Rabat - Moroccan doctors and human rights activists have called the UN’s Secretary-General Ban Ki Moon to take action against an Israeli new law preventing Palestinian inmates from using fasts to win their freedom.
Rabat – Moroccan doctors and human rights activists have called the UN’s Secretary-General Ban Ki Moon to take action against an Israeli new law preventing Palestinian inmates from using fasts to win their freedom.
This comes after Israeli legislators voted in favor of a controversial bill in June, commanding local authorities to force-feed Palestinian prisoners who are on hunger strike.
Moroccan health professionals along with human rights activists have addressed Ban Ki Moon in an open letter, asking the United Nations to take action against this new law.
The open letter said that this move is a “gross violation of human rights” and considered it a “form of torture which is criminalized in the International Human Rights Law.”
The letter pointed out that “Health professionals around the globe are committed to the ethical statement which prohibits any use of the medical profession for torture.”
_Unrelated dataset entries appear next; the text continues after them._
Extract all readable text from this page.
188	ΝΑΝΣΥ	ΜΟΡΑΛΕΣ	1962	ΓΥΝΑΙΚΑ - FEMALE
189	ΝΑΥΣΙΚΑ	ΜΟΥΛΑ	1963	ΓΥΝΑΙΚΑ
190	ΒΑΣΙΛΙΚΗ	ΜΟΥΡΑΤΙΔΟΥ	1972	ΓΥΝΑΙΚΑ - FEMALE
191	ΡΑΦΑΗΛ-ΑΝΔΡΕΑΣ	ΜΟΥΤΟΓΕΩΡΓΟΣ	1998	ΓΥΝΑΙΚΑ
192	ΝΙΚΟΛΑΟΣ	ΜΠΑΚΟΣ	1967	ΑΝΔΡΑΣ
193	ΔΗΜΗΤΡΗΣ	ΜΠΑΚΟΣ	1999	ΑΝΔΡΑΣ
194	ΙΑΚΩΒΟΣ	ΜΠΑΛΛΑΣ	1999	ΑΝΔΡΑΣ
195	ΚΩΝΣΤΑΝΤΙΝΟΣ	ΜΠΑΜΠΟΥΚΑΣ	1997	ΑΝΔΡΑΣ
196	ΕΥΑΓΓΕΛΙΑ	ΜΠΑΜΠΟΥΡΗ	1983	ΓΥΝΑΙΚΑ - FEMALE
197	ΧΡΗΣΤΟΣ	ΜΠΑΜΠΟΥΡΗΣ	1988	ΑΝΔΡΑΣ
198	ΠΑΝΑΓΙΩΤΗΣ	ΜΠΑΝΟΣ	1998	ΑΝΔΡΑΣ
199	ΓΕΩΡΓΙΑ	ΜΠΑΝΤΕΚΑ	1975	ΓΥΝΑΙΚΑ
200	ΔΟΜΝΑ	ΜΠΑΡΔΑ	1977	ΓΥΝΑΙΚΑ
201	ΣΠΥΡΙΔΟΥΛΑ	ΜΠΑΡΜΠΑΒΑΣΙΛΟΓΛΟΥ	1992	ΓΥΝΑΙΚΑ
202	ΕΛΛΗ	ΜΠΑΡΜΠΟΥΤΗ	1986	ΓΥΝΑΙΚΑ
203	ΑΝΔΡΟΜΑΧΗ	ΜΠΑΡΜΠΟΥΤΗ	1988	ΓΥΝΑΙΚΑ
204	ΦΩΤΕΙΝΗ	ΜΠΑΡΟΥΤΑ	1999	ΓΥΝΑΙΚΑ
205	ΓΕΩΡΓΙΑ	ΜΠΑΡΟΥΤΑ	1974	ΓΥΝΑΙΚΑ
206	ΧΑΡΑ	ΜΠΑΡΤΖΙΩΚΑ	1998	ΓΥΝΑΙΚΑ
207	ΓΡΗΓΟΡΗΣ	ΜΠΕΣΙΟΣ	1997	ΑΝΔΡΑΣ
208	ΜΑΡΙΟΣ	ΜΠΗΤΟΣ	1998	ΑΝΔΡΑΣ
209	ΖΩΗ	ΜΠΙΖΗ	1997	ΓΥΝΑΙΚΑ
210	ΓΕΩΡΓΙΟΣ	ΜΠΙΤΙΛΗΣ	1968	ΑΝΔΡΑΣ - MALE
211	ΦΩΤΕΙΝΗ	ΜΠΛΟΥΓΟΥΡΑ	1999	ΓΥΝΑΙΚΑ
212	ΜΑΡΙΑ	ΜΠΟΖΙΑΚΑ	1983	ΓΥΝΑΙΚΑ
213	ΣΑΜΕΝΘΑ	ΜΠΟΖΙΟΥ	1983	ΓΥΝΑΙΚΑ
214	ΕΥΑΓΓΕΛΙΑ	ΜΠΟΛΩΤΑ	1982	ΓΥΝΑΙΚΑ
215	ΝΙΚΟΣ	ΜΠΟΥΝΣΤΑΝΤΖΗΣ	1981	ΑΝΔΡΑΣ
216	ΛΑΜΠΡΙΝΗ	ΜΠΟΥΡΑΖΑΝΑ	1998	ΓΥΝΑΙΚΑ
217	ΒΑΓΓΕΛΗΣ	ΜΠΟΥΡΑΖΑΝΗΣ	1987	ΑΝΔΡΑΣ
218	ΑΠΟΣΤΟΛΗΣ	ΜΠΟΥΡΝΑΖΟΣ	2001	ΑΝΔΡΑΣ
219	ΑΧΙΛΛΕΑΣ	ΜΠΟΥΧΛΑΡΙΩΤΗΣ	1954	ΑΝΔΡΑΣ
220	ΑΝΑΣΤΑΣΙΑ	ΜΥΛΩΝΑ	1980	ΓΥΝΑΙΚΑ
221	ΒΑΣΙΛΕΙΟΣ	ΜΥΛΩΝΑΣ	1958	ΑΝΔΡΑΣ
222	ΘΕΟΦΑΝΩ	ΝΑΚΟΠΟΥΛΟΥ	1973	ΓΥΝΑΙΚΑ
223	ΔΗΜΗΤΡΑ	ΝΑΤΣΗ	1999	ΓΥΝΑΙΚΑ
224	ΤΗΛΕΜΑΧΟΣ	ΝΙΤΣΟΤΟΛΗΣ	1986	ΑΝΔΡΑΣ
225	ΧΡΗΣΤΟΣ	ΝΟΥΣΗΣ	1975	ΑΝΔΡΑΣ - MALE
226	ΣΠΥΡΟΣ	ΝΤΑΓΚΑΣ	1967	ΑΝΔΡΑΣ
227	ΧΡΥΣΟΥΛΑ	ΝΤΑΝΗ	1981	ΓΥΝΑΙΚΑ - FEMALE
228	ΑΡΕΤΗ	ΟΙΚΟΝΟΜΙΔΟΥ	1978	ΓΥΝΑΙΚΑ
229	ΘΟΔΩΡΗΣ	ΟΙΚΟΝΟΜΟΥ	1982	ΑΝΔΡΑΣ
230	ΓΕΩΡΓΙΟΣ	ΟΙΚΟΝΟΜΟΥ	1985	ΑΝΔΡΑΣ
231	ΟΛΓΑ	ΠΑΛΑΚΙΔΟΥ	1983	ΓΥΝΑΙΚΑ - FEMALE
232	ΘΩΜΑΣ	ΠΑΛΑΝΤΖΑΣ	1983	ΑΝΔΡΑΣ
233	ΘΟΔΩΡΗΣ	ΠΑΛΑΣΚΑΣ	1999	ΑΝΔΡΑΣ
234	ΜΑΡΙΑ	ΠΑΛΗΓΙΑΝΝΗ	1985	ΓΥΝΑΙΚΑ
The letter also appreciated the professional stance of Dr. Leonid Eidelman, Head of the Israeli Medical Association who called on doctors to ignore the new law.
The Israeli Medical Association remains firmly opposed the new law. It called this new measure “torture” and vowed to appeal the legislation.
Dr. Leonid Eidelman wrote to the Israeli Minister of Justice YeletShaked, saying the proposed law “places responsibility on the doctors to take actions despite the active objections of the detainee.”
“Parenteral (intravenous) nutrition administered to a patient capable of judgement against his will isn’t ethical and uses humiliating means bordering on torture,” Eidelman concluded.
Israeli’s Ministry of Public Security, who put the bill forward, said it was a human move to “prevent prisoners from harming themselves and from pressuring the Israeli authorities.”
In fact, multiple media reports suggested that Israelis fear hunger strikes in Israeli prisons could end up in deaths and thus trigger waves of protests in the occupied West Bank and East Jerusalem.